So it's finally November, and it's time to get to work on my NaGaDeMon project (which I will henceforth not bother with capitalising in that manner since it's a pain and looks awful). I would assume anyone who's actually reading this post already knows what Nagademon is, but in case you don't there's a link in the sidebar.
This is my first time doing Nagademon, and I have no idea what to expect. I am not the most... organised person on the planet, so I will be doing this day by day and see what happens. No fancy schedules or calenders for this game designer!
So what is my project? Well, it's a roleplaying game of course! I opted for this course because it's the subject in which I am most familiar, and to be frank because it seems the easiest.
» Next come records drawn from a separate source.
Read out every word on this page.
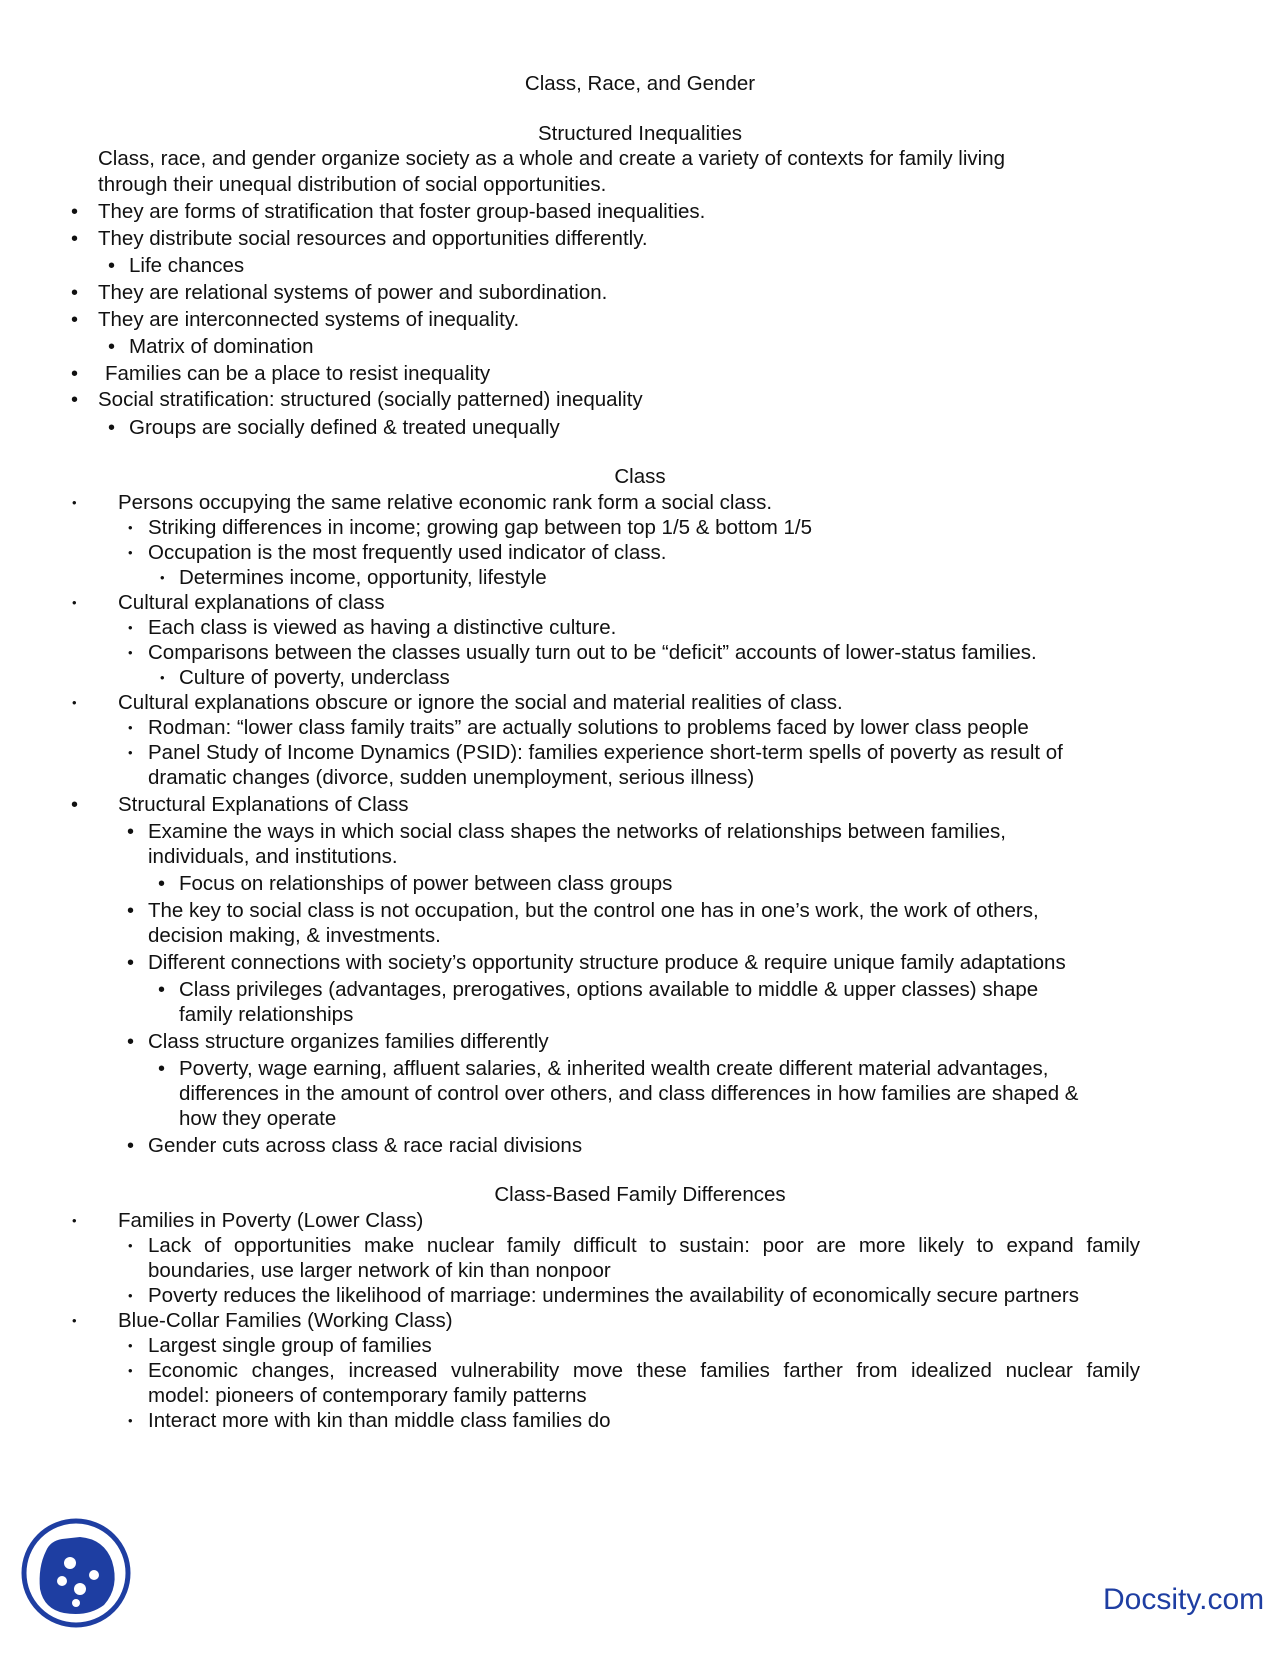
Class, Race, and Gender
Structured Inequalities
Class, race, and gender organize society as a whole and create a variety of contexts for family living
through their unequal distribution of social opportunities.
• They are forms of stratification that foster group-based inequalities.
• They distribute social resources and opportunities differently.
• Life chances
• They are relational systems of power and subordination.
• They are interconnected systems of inequality.
• Matrix of domination
• Families can be a place to resist inequality
• Social stratification: structured (socially patterned) inequality
• Groups are socially defined & treated unequally
Class
• Persons occupying the same relative economic rank form a social class.
• Striking differences in income; growing gap between top 1/5 & bottom 1/5
• Occupation is the most frequently used indicator of class.
• Determines income, opportunity, lifestyle
• Cultural explanations of class
• Each class is viewed as having a distinctive culture.
• Comparisons between the classes usually turn out to be “deficit” accounts of lower-status families.
• Culture of poverty, underclass
• Cultural explanations obscure or ignore the social and material realities of class.
• Rodman: “lower class family traits” are actually solutions to problems faced by lower class people
• Panel Study of Income Dynamics (PSID): families experience short-term spells of poverty as result of
dramatic changes (divorce, sudden unemployment, serious illness)
• Structural Explanations of Class
• Examine the ways in which social class shapes the networks of relationships between families,
individuals, and institutions.
• Focus on relationships of power between class groups
• The key to social class is not occupation, but the control one has in one’s work, the work of others,
decision making, & investments.
• Different connections with society’s opportunity structure produce & require unique family adaptations
• Class privileges (advantages, prerogatives, options available to middle & upper classes) shape
family relationships
• Class structure organizes families differently
• Poverty, wage earning, affluent salaries, & inherited wealth create different material advantages,
differences in the amount of control over others, and class differences in how families are shaped &
how they operate
• Gender cuts across class & race racial divisions
Class-Based Family Differences
• Families in Poverty (Lower Class)
• Lack of opportunities make nuclear family difficult to sustain: poor are more likely to expand family
boundaries, use larger network of kin than nonpoor
• Poverty reduces the likelihood of marriage: undermines the availability of economically secure partners
• Blue-Collar Families (Working Class)
• Largest single group of families
• Economic changes, increased vulnerability move these families farther from idealized nuclear family
model: pioneers of contemporary family patterns
• Interact more with kin than middle class families do
Docsity.com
Maybe in the future I may build up the courage to try a boardgame or something but this year it's definitely going to be an RPG.
What kind of RPG? Well, here's where I need to get my talking hat on and do a lengthy explanation of what it is I am trying to achieve:
In the modern RPG hobby there's a trend in the indie/small publisher scene towards more and more games with a definite heavy narrative focus. These games are games in which the rules are designed to facilitate storytelling above concerns like balancing the rules to make the game fair and tactical or making them in such a manner where they simulate the way reality or at least the game world in which they are set works. I am talking about games and publishers like Dogs in the Vineyard and Evil Hat with their variety of Fate-based RPGs as well as many others.
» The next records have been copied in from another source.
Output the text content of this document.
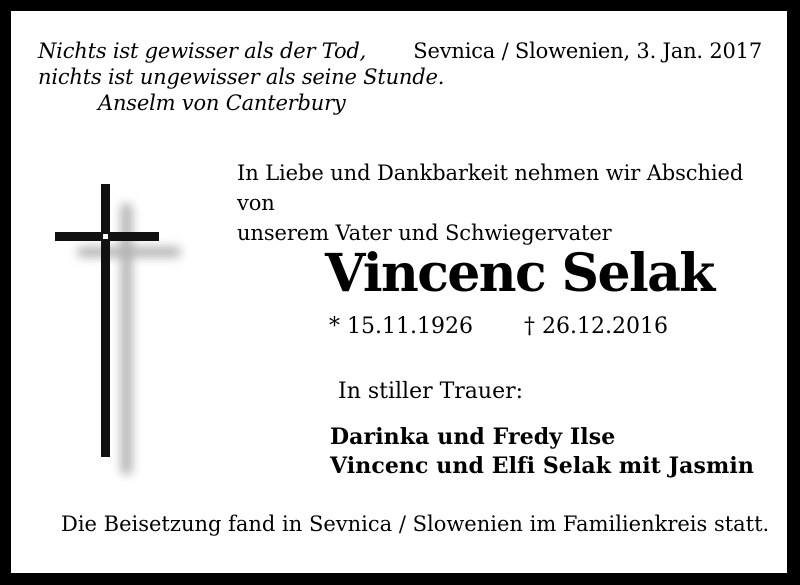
Nichts ist gewisser als der Tod,
nichts ist ungewisser als seine Stunde.
Anselm von Canterbury
Sevnica / Slowenien, 3. Jan. 2017
In Liebe und Dankbarkeit nehmen wir Abschied von
unserem Vater und Schwiegervater
Vincenc Selak
* 15.11.1926 † 26.12.2016
In stiller Trauer:
Darinka und Fredy Ilse
Vincenc und Elfi Selak mit Jasmin
Die Beisetzung fand in Sevnica / Slowenien im Familienkreis statt.
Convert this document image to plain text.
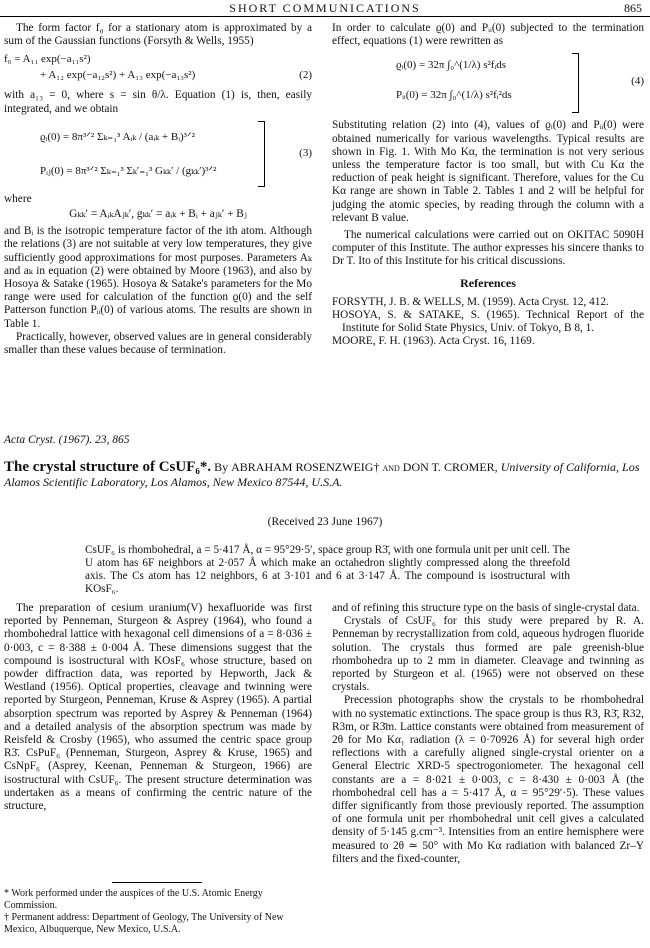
SHORT COMMUNICATIONS	865

The form factor f₀ for a stationary atom is approximated by a sum of the Gaussian functions (Forsyth & Wells, 1955)

f₀ = A₁₁ exp(−a₁₁s²)
+ A₁₂ exp(−a₁₂s²) + A₁₃ exp(−a₁₃s²)	(2)

with a₁₃ = 0, where s = sin θ/λ. Equation (1) is, then, easily integrated, and we obtain

ϱᵢ(0) = 8π³ᐟ² Σₖ₌₁³ Aᵢₖ / (aᵢₖ + Bᵢ)³ᐟ²
Pᵢⱼ(0) = 8π³ᐟ² Σₖ₌₁³ Σₖ′₌₁³ Gₖₖ′ / (gₖₖ′)³ᐟ²
(3)

where

Gₖₖ′ = AᵢₖAⱼₖ′, gₖₖ′ = aᵢₖ + Bᵢ + aⱼₖ′ + Bⱼ

and Bᵢ is the isotropic temperature factor of the ith atom. Although the relations (3) are not suitable at very low temperatures, they give sufficiently good approximations for most purposes. Parameters Aₖ and aₖ in equation (2) were obtained by Moore (1963), and also by Hosoya & Satake (1965). Hosoya & Satake's parameters for the Mo range were used for calculation of the function ϱ(0) and the self Patterson function Pᵢᵢ(0) of various atoms. The results are shown in Table 1.

Practically, however, observed values are in general considerably smaller than these values because of termination.

In order to calculate ϱ(0) and Pᵢᵢ(0) subjected to the termination effect, equations (1) were rewritten as

ϱᵢ(0) = 32π ∫₀^(1/λ) s²fᵢds
Pᵢᵢ(0) = 32π ∫₀^(1/λ) s²fᵢ²ds
(4)

Substituting relation (2) into (4), values of ϱᵢ(0) and Pᵢᵢ(0) were obtained numerically for various wavelengths. Typical results are shown in Fig. 1. With Mo Kα, the termination is not very serious unless the temperature factor is too small, but with Cu Kα the reduction of peak height is significant. Therefore, values for the Cu Kα range are shown in Table 2. Tables 1 and 2 will be helpful for judging the atomic species, by reading through the column with a relevant B value.

The numerical calculations were carried out on OKITAC 5090H computer of this Institute. The author expresses his sincere thanks to Dr T. Ito of this Institute for his critical discussions.

References
FORSYTH, J. B. & WELLS, M. (1959). Acta Cryst. 12, 412.
HOSOYA, S. & SATAKE, S. (1965). Technical Report of the Institute for Solid State Physics, Univ. of Tokyo, B 8, 1.
MOORE, F. H. (1963). Acta Cryst. 16, 1169.
Acta Cryst. (1967). 23, 865
The crystal structure of CsUF₆*. By ABRAHAM ROSENZWEIG† and DON T. CROMER, University of California, Los Alamos Scientific Laboratory, Los Alamos, New Mexico 87544, U.S.A.
(Received 23 June 1967)
CsUF₆ is rhombohedral, a = 5·417 Å, α = 95°29·5′, space group R3̄, with one formula unit per unit cell. The U atom has 6F neighbors at 2·057 Å which make an octahedron slightly compressed along the threefold axis. The Cs atom has 12 neighbors, 6 at 3·101 and 6 at 3·147 Å. The compound is isostructural with KOsF₆.

The preparation of cesium uranium(V) hexafluoride was first reported by Penneman, Sturgeon & Asprey (1964), who found a rhombohedral lattice with hexagonal cell dimensions of a = 8·036 ± 0·003, c = 8·388 ± 0·004 Å. These dimensions suggest that the compound is isostructural with KOsF₆ whose structure, based on powder diffraction data, was reported by Hepworth, Jack & Westland (1956). Optical properties, cleavage and twinning were reported by Sturgeon, Penneman, Kruse & Asprey (1965). A partial absorption spectrum was reported by Asprey & Penneman (1964) and a detailed analysis of the absorption spectrum was made by Reisfeld & Crosby (1965), who assumed the centric space group R3̄. CsPuF₆ (Penneman, Sturgeon, Asprey & Kruse, 1965) and CsNpF₆ (Asprey, Keenan, Penneman & Sturgeon, 1966) are isostructural with CsUF₆. The present structure determination was undertaken as a means of confirming the centric nature of the structure,

and of refining this structure type on the basis of single-crystal data.

Crystals of CsUF₆ for this study were prepared by R. A. Penneman by recrystallization from cold, aqueous hydrogen fluoride solution. The crystals thus formed are pale greenish-blue rhombohedra up to 2 mm in diameter. Cleavage and twinning as reported by Sturgeon et al. (1965) were not observed on these crystals.

Precession photographs show the crystals to be rhombohedral with no systematic extinctions. The space group is thus R3, R3̄, R32, R3m, or R3̄m. Lattice constants were obtained from measurement of 2θ for Mo Kα₁ radiation (λ = 0·70926 Å) for several high order reflections with a carefully aligned single-crystal orienter on a General Electric XRD-5 spectrogoniometer. The hexagonal cell constants are a = 8·021 ± 0·003, c = 8·430 ± 0·003 Å (the rhombohedral cell has a = 5·417 Å, α = 95°29′·5). These values differ significantly from those previously reported. The assumption of one formula unit per rhombohedral unit cell gives a calculated density of 5·145 g.cm⁻³. Intensities from an entire hemisphere were measured to 2θ ≃ 50° with Mo Kα radiation with balanced Zr–Y filters and the fixed-counter,

* Work performed under the auspices of the U.S. Atomic Energy Commission.
† Permanent address: Department of Geology, The University of New Mexico, Albuquerque, New Mexico, U.S.A.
I wholeheartedly support this trend. I much prefer my RPGs to be narrative, and when I GM I will shamelessly and blatantly ignore the rules for the sake of the story. But, I was asking myself, should I have to? If I just want to tell a story, then why do I need all these rules about various mundane things and whatnot when I will just throw them aside when they don't fit the situation for the story? Do I need to know in exact numbers the relative skills and abilities of different characters when I as a GM will in the end have those skills and abilities be whatever is necessary for the story to proceed in a pleasing direction rather than what it says on the character sheet?
Of course I don't. I don't need any of that, if my goal is just to tell a nice cooperative story. Sure, in certain situations it's nice and even the gamiest of crunch has its place. I'm not trying to say that RPGs are shit because they have rules, not at all. Different games provide different experiences, and that's fine. I'll gladly play a retroclone or a traditional big-name publisher game that's out there even if they are everything but narrative in focus (you all know which game I am really talking about here, so I won't tempt any lawyers by naming any names, but sufficient to say it involves winged reptiles and spelunking), but I'll play them on their own terms and those terms do not necessarily appeal to me most of the time.
So what I want to make is a narrative RPG, but not just any narrative RPG: I want to make the most narrative of narrative RPGs that is possible without reaching the point where it ceases to be an RPG and instead becomes a pure cooperative storytelling exercise. I want to take the trend that's been going on of games (within a certain subset of the hobby) becoming successively more and more focused on the narrative and take it to its logical conclusion.
This is ultimately my goal for Nagademon this year. It may sound lofty and ambitious, and most certainly there's a heavy dose of pretention in there, but it's what I want to do and by various sorts of divine entities (or not) I have a pretty good idea how to do it!
Tomorrow I will talk about the guiding principles I have set up for myself when designing this game (which I have already named Primetime, but more on that later.)